The unschooled and the intellectually handicapped imagine that socialism is only about rescuing the poor from material hardship, bugger political and democratic rights. This twist gained currency because the great revolutions of the Twentieth Century were in dirt poor countries and the revolutionary state was compelled to prioritise “bread, land and peace” and to repel foreign aggressors. Fair enough, but states so conceived unavoidably turned out to be caricatures of socialism – say the USSR, China and Cuba. True they fed the masses but that’s only half the game, and indeed some capitalist ones have done well too – Japan, South Korea, Singapore and the Chinese province of Taiwan. You don’t need to consult the classics to be familiar with the axiom that socialism asserts it is a higher form of civilisation. Readers I am sure are familiar with “The freedom of each ensures the freedom of all”; “Necessity is blind until it becomes conscious”; “The human being is in the most literal sense a political animal”, and such aphorisms. Socialism sans democracy is an oxymoron.

You will appreciate where I am going. Socialism is not about bread alone but also about cognizance and liberty. But first I have more to say about bread in the United States. The Biden Administration, driven by the left-wing of the Democratic Party, is pushing the$3.5 trillion Build Back Better Act spending plan. Add to this the $1 trillion infrastructure bill already approved and it becomes a humongous $4.5 trillion programme. To give you an idea, of scale, the US spent $13 billion (about $ 160 billion in today’s money) on the Marshal Plan, an economic recovery programmes for Western Europe after World War II. The proposals American progressives are pushing is an order of magnitude larger in substance and in trickle down money. Republicans, big business and about 1500 paid Congressional lobbyists are fighting it tooth and nail.
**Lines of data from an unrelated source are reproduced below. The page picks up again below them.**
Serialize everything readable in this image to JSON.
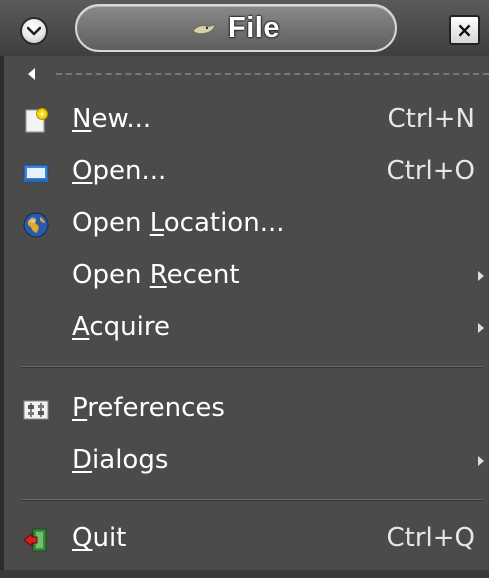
{
  "title": {
    "text": "File"
  },
  "close_label": "×",
  "menu_items": [
    {
      "pre": "",
      "mnemonic": "N",
      "post": "ew...",
      "accel": "Ctrl+N",
      "icon": "new-document-icon"
    },
    {
      "pre": "",
      "mnemonic": "O",
      "post": "pen...",
      "accel": "Ctrl+O",
      "icon": "open-folder-icon"
    },
    {
      "pre": "Open ",
      "mnemonic": "L",
      "post": "ocation...",
      "accel": "",
      "icon": "globe-icon"
    },
    {
      "pre": "Open ",
      "mnemonic": "R",
      "post": "ecent",
      "accel": "",
      "icon": "",
      "submenu": true
    },
    {
      "pre": "",
      "mnemonic": "A",
      "post": "cquire",
      "accel": "",
      "icon": "",
      "submenu": true
    },
    {
      "pre": "",
      "mnemonic": "P",
      "post": "references",
      "accel": "",
      "icon": "preferences-icon"
    },
    {
      "pre": "",
      "mnemonic": "D",
      "post": "ialogs",
      "accel": "",
      "icon": "",
      "submenu": true
    },
    {
      "pre": "",
      "mnemonic": "Q",
      "post": "uit",
      "accel": "Ctrl+Q",
      "icon": "quit-icon"
    }
  ],
  "colors": {
    "menu_bg": "#4b4b4b",
    "text": "#ffffff",
    "accent_yellow": "#f2d400"
  }
}
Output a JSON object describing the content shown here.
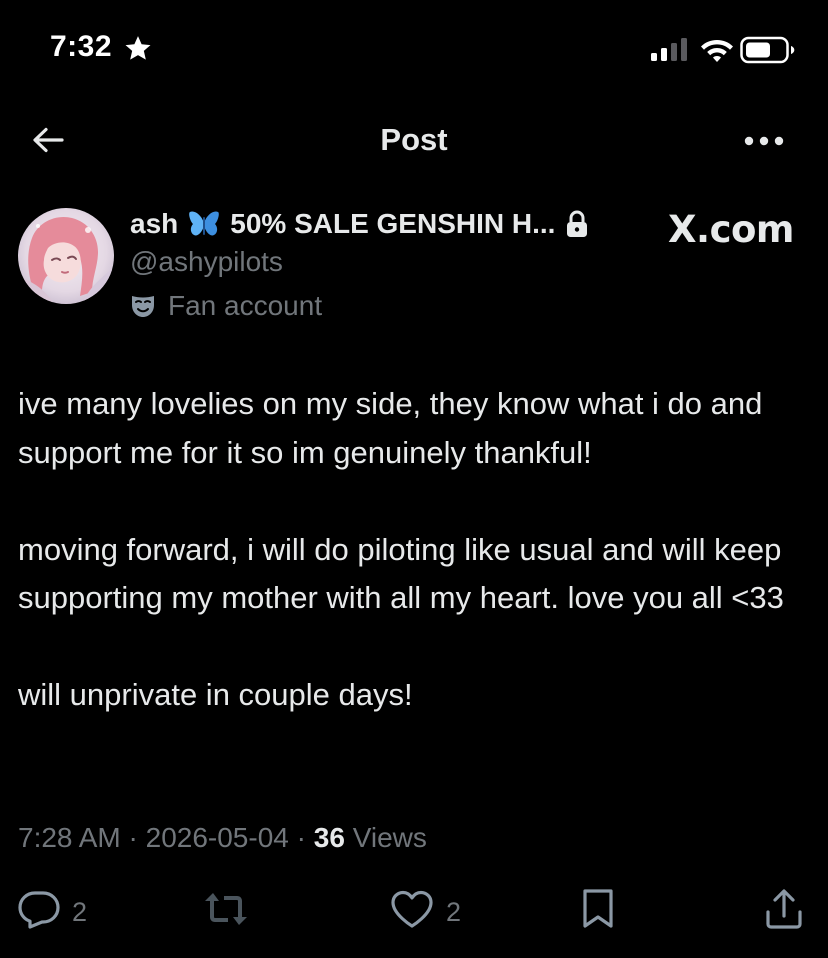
{
  "status_bar": {
    "time": "7:32",
    "star_icon": "star-icon",
    "signal_icon": "cellular-signal-icon",
    "wifi_icon": "wifi-icon",
    "battery_icon": "battery-icon"
  },
  "header": {
    "back_icon": "back-arrow-icon",
    "title": "Post",
    "more_icon": "more-icon"
  },
  "user": {
    "display_name": "ash",
    "emoji_icon": "butterfly-icon",
    "name_suffix": "50% SALE GENSHIN H...",
    "lock_icon": "lock-icon",
    "handle": "@ashypilots",
    "label_icon": "mask-icon",
    "label": "Fan account"
  },
  "watermark": "X.com",
  "tweet": {
    "paragraphs": [
      "ive many lovelies on my side, they know what i do and support me for it so im genuinely thankful!",
      "moving forward, i will do piloting like usual and will keep supporting my mother with all my heart. love you all <33",
      "will unprivate in couple days!"
    ]
  },
  "meta": {
    "time": "7:28 AM",
    "separator": "·",
    "date": "2026-05-04",
    "views_count": "36",
    "views_label": "Views"
  },
  "actions": {
    "reply_count": "2",
    "like_count": "2"
  },
  "colors": {
    "background": "#000000",
    "text": "#e7e9ea",
    "secondary": "#71767b",
    "butterfly": "#5fb2f5"
  }
}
My conclusion is straightforward. It is easier for the United Sates to move towards socialism than for any other country including China. Regimes with a bogus ‘Democratic Socialist’ tag on their brand name are a hoax. America and China are the only countries which can serve as global porotypes. But since it is a truism that Socialism can only flourish on a world scale that means, right now, it’s Hobson’s choice. I am no starry-eyed dreamer unaware of the pernicious extension of the by no means forever bygone Cold War, nor the menace of another conceivable Hot War. The world is replete with dangerous neo-fascists; Trump has plenty of company. My purpose in this essay, nevertheless, is to remind readers of dimensions of this story other than the trite. I am confident that democracy will not die in the US short of civil war. It’s impossible to reverse history against mighty odds and proto-fascism will be destroyed in such a civil war. Hence, I have no option but to differ from my carousing buddy Vijaya Chandrasoma – “How Democracies Die”, Sunday Island 17 October – about the impending death of democracy in America. VC is familiar with Mark Twain’s quip re exaggerated announcements of his demise.